No fue tan rápida la difusión de lo escrito. Los egipcios tardaron un milenio para adoptar la escritura. Los griegos otro tanto, atrás de los egipcios, o sea dos mil años tarde tras los babilonios. Y, más o menos por el mismo tiempo, los fenicios crearon un sistema de letras que respondían a la voz del hombre (el sonido empezó a ser descrito en un signo): era el alfabeto. Lo tomaron los griegos y lo adoptaron los romanos. Y de ahí los demás. Estas letras que usted lee nos vienen de los fenicios y los griegos, casi con la misma expresión.
Platón escribió un texto famoso sobre por qué el faraón de Egipto rechazó la escritura: ésta iría en contra de la memoria puesto que confiarías a un papel lo que deberías tener en tu cabeza. Bueno, eso dijo Platón que decía el faraón, difícil saber si fue cierto.
Sócrates y Cristo son dos de los hombres más decisivos en la cultura occidental y ninguno de ellos escribió. Cristo hizo unos esbozos sobre arena, pero no consta que fuera un mensaje, mientras Sócrates despreciaba los libros porque evitaban perfeccionar el pensamiento.
John Wilkins escribió en 1641 una bella historia que sintetizo: en Estados Unidos un granjero envió, con un esclavo, a un amigo unos higos y una carta. El esclavo no aguantó la tentación y comió algunos. En la carta aparecía el número de higos. El destinatario reclamó los faltantes. El esclavo dijo que nada más había los que entregó, pero el señor le dijo que la carta lo denunciaba. El esclavo pensó que aquello era mágico porque el papel era espía.
Jorge Luis Borges tiene un bellísimo texto, “El Idioma Analítico de John Wilkins”, que no tiene desperdicio.
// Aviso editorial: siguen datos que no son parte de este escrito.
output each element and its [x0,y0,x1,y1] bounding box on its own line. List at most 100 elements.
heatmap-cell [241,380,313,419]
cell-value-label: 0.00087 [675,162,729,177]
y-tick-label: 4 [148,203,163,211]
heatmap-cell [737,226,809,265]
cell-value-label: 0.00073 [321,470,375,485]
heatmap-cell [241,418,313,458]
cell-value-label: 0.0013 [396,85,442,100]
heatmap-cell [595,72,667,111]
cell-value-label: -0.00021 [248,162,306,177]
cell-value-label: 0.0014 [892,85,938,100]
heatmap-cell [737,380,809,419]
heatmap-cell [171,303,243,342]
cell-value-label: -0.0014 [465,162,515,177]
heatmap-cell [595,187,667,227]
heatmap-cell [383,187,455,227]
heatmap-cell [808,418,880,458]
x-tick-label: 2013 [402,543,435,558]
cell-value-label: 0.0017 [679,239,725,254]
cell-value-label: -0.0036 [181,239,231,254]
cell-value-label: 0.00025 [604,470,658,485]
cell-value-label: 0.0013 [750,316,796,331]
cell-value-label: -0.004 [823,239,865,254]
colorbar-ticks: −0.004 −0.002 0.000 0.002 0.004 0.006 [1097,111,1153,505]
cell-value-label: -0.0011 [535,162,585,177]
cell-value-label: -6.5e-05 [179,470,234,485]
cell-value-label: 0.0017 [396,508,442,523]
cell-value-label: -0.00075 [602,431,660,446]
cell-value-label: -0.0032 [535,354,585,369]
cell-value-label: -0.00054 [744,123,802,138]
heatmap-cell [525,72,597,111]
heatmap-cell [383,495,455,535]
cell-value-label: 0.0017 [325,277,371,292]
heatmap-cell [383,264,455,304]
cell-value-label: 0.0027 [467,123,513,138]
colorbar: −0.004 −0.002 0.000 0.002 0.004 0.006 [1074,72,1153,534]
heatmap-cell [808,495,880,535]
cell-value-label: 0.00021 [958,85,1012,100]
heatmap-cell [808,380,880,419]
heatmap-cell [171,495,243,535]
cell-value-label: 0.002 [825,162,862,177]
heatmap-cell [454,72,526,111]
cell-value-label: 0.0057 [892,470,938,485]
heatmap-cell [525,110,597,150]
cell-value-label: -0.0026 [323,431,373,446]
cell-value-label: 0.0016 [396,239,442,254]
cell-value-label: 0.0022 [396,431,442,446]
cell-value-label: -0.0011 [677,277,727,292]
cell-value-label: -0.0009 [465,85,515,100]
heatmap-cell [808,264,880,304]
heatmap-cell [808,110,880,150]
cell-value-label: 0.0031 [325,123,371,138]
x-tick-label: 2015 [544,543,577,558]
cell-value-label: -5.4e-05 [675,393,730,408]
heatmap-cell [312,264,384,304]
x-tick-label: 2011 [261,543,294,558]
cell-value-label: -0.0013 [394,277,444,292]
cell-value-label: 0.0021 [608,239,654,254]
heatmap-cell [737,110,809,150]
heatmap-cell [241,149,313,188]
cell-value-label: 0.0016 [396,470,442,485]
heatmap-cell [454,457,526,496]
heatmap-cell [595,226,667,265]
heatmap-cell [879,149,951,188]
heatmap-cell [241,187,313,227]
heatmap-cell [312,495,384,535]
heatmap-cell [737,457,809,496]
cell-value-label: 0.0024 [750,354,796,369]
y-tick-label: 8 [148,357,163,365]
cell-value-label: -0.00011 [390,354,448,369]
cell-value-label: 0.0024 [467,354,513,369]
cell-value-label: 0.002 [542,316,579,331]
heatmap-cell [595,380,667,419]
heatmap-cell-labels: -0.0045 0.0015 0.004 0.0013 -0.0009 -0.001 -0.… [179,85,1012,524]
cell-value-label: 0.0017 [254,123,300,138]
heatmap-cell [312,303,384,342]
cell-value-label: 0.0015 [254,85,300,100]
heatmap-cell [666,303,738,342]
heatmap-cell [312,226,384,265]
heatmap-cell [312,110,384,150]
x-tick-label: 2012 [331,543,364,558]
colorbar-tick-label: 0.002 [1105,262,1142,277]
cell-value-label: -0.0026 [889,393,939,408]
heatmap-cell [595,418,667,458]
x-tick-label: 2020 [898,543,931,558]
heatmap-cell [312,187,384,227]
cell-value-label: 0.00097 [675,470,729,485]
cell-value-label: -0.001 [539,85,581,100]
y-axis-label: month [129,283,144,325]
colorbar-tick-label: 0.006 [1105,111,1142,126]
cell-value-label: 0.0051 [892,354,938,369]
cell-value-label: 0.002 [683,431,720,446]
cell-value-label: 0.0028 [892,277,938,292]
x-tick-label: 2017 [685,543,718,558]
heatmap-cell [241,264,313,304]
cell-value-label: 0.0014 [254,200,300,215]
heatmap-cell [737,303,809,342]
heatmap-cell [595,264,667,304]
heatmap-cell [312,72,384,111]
Usted no es el faraón, tampoco debe leer ladrillitos con signos incomprensibles, nadie le da el poder de matar a otros porque un escrito lo justifica: lea para ser feliz, para aprender, para conocer el mundo y sus maravillas, para dialogar con los autores o, si lo prefiere, para platicar con un ausente. Antonio Machado dijo que quien habla a solas espera hablar a Dios un día.